If Hottovy’s experience suggests anything, it’s just how legitimate that question is.

It already was being asked before the dramatic spikes recently in rates of cases in states such as Florida, Texas, Arizona and California — home to a significant percentage of players and to one-third of MLB teams.

Even if we allow ourselves the generous assumption that the virus won’t kill anyone involved in this effort, a COVID-19 case similar to Hottovy’s seems at least to have a good chance of ending a player’s season on the spot — something many might not have assumed before hearing him Wednesday.

But Hottovy isn’t in favor of shutting it down. He said the health protocols in place offer a “best chance” to thread the needle required to pull it off.
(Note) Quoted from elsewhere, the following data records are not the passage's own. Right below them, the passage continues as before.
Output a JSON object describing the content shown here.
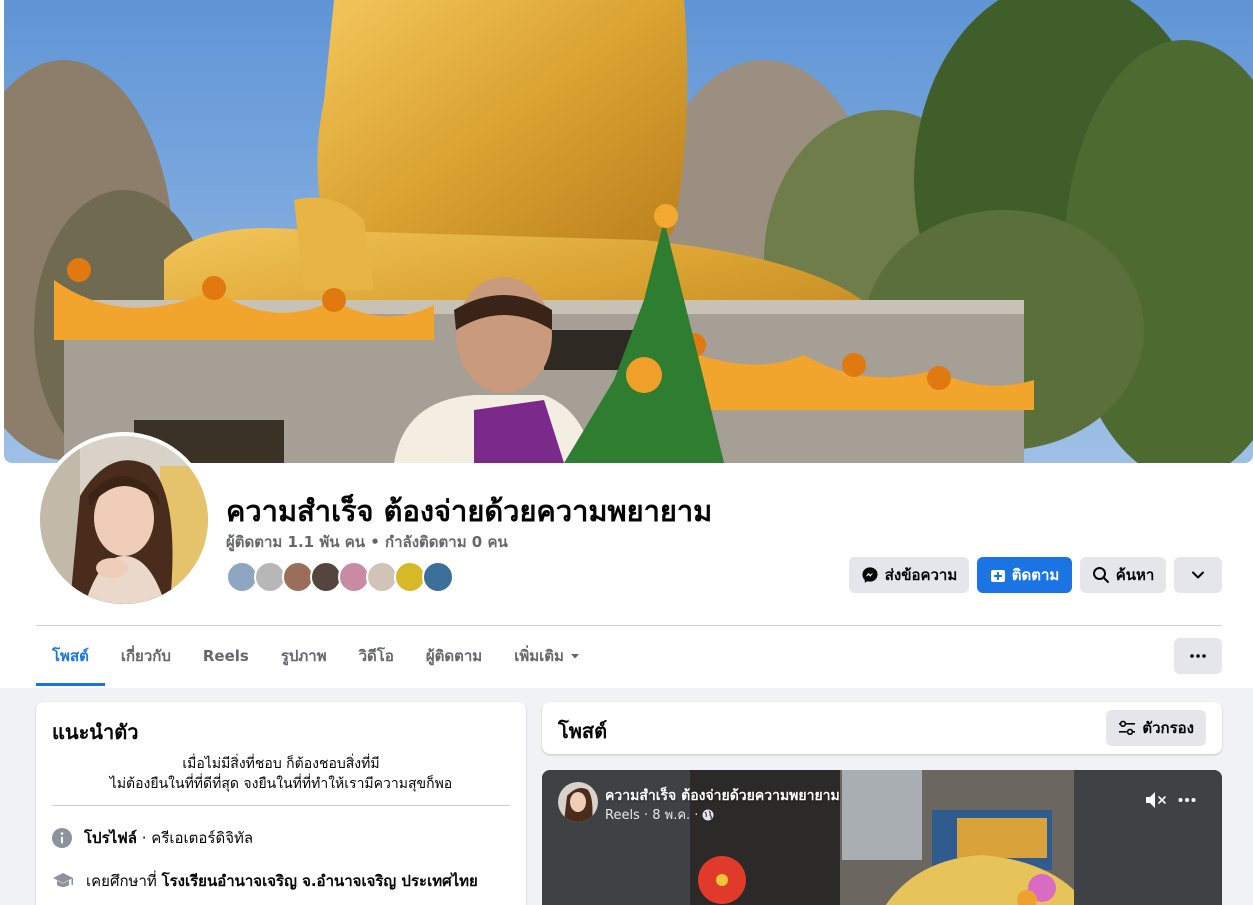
{
  "profile": {
    "name": "ความสำเร็จ ต้องจ่ายด้วยความพยายาม",
    "stats": "ผู้ติดตาม 1.1 พัน คน • กำลังติดตาม 0 คน"
  },
  "actions": {
    "message_label": "ส่งข้อความ",
    "follow_label": "ติดตาม",
    "search_label": "ค้นหา"
  },
  "tabs": [
    {
      "label": "โพสต์",
      "active": true
    },
    {
      "label": "เกี่ยวกับ",
      "active": false
    },
    {
      "label": "Reels",
      "active": false
    },
    {
      "label": "รูปภาพ",
      "active": false
    },
    {
      "label": "วิดีโอ",
      "active": false
    },
    {
      "label": "ผู้ติดตาม",
      "active": false
    },
    {
      "label": "เพิ่มเติม",
      "active": false
    }
  ],
  "intro": {
    "title": "แนะนำตัว",
    "bio_line1": "เมื่อไม่มีสิ่งที่ชอบ ก็ต้องชอบสิ่งที่มี",
    "bio_line2": "ไม่ต้องยืนในที่ที่ดีที่สุด จงยืนในที่ที่ทำให้เรามีความสุขก็พอ",
    "profile_label": "โปรไฟล์",
    "profile_value": " · ครีเอเตอร์ดิจิทัล",
    "education_prefix": "เคยศึกษาที่ ",
    "education_value": "โรงเรียนอำนาจเจริญ จ.อำนาจเจริญ ประเทศไทย"
  },
  "posts": {
    "title": "โพสต์",
    "filter_label": "ตัวกรอง"
  },
  "reel_post": {
    "author": "ความสำเร็จ ต้องจ่ายด้วยความพยายาม",
    "meta": "Reels · 8 พ.ค. ·"
  },
  "colors": {
    "accent": "#1b74e4",
    "page_bg": "#f0f2f5",
    "secondary_text": "#65676b"
  },
  "icons": {
    "message": "messenger-icon",
    "follow": "follow-plus-icon",
    "search": "search-icon",
    "more": "chevron-down-icon",
    "tab_more": "ellipsis-icon",
    "filter": "filter-sliders-icon",
    "info": "info-icon",
    "education": "graduation-cap-icon",
    "mute": "speaker-muted-icon",
    "globe": "globe-icon"
  }
}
And he said he believes in the value to society of having sports start up again.

“But at the same [time], one little misstep, one little contact situation by one person can derail an entire industry,” he said. “I’m not saying it could be that extreme … but all it takes is for one person to walk by somebody and get coughed on, sneezed on or go out to a local place and you’re around somebody.

“And the next thing you know, you lose two or three key guys and you’re looking at a tough situation. I want to give everybody the benefit of the doubt, and I do want to make sure we do everything we can to bring baseball back to the people and to the fans.

“But we really have to take care of ourselves and take care of each other and hold each other accountable or it could easily get derailed.”